Öncelikle yapılan ilk iki değişiklik bakımından, internet haber sitelerine yönelik olan değişiklikler, internet ve sosyal medyanın hayatımızda çok büyük bir yer kaplaması ve artık eski usul haberleşme kanallarının önüne geçtiğini ve insanların gündemi yoğun bir şekilde takip ettiği bu kanalların da düzenleme içerisine alınmasına yönelik olduğunu ve düzenin sağlanmasının gerekliliği bakımından yerinde olabilecek bir değişiklik olarak yorumlanabilir.

İnternetin hayatımıza girmesiyle birlikte çoğunlukla her türlü bilgiye erişimin sağlandığı internet haber siteleri ve sosyal medya mecraları basın kurumu sayılması gerektiği yerinde olmakla birlikte, elbette ki topluma uygunluk bakımından denetlenmeye de mecburdur ancak denetlemenin ne şekilde yapılacağı ve kuralları, kurallara uyulmaması halinde uygulanacak yaptırımlar düzenlenirken başvurulması gereken yer de yine kendilerinden olan basın meslek kuruluşları olmalıdır. Bu alanda yapılan düzenlemelere yönelik en doğru dönüşler yine işi yürütenlerden gelecektir. Öyle ki, bu şekilde yapılan düzenlemeler amacına ulaşması bakımından istenilen sonuca ulaşmakta eksik kalabilecektir.

On iki maddelik düzenlemede ise her ne kadar haberin şeffaflığı ve doğru olması gerektiği ve kişilerin doğru habere ulaşmasının önemine, yanlış haberler bakımından yapılması gerekenler izlenecek hukuki süreç düzenlenmiş olsa da haberi yapan kişilerin kimliğini ifşa etmek ve ağır yaptırımlar uygulanması gibi sonuçlar doğurabileceği tartışması gündeme gelmektedir.
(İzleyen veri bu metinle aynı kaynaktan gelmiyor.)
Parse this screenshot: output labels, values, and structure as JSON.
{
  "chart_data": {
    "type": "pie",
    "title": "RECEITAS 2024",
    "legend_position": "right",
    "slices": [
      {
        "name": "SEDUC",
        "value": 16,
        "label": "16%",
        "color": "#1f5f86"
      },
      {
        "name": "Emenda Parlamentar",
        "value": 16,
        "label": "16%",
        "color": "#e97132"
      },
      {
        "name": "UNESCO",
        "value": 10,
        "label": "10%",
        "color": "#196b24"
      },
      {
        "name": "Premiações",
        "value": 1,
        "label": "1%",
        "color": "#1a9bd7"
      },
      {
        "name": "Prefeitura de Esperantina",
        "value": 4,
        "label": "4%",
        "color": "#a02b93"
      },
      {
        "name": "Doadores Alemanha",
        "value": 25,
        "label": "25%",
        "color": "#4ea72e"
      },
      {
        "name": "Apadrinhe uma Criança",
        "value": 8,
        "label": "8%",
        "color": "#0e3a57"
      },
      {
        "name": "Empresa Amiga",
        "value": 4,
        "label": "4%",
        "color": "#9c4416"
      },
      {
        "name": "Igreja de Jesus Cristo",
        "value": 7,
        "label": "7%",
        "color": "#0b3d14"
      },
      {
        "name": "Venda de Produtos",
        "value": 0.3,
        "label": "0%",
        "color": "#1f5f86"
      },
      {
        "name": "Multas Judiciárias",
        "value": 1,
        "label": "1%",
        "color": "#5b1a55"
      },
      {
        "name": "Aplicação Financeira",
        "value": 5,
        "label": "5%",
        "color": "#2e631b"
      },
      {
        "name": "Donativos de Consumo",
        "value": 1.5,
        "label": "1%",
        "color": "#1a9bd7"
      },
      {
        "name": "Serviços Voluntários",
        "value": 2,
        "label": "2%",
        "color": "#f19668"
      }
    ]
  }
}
Bu durum kişilerin haber yaparken veya bir haber hakkında yorumda bulunurken özgürce düşüncelerini beyan etmelerine engel bir durum mudur bu durum söz konusu düzenlemelerdeki incelenmesi gereken en önemli hususlardan biridir. Uygulanacak olan yaptırımların caydırıcı olması önemli olduğu kadar bu yaptırımların ağırlık boyutu da yeterince değerlendirilmelidir. Ayrıca basın kartı verilmesine ilişkin düzenleme, her ne kadar internet habercilerinin de basın ayrıcalığına sahip olması ve yetkilerini gerektiği gibi kullanabilmesi bakımından güzel bir düzenleme olsa da burada da basın kartına başvuru ve basın kartı alacak kişilerin niteliğinin iyi değerlendirilmesi ve basın kartı ayrıcalığının ortadan kalkıp kalkmayacağı hususuna dikkat çekilmelidir. Bu durumu ise en iyi değerlendirecek olanlar yine basın meslek kuruluşlarından başkası değildir. Basın kartı komisyonunun üye sayısının arttırılması ise başvuruların artacak olması dolayısıyla iş yüküne ilişkin olarak mı düzenlenmiştir, tartışmaya açık bir konu olmuştur.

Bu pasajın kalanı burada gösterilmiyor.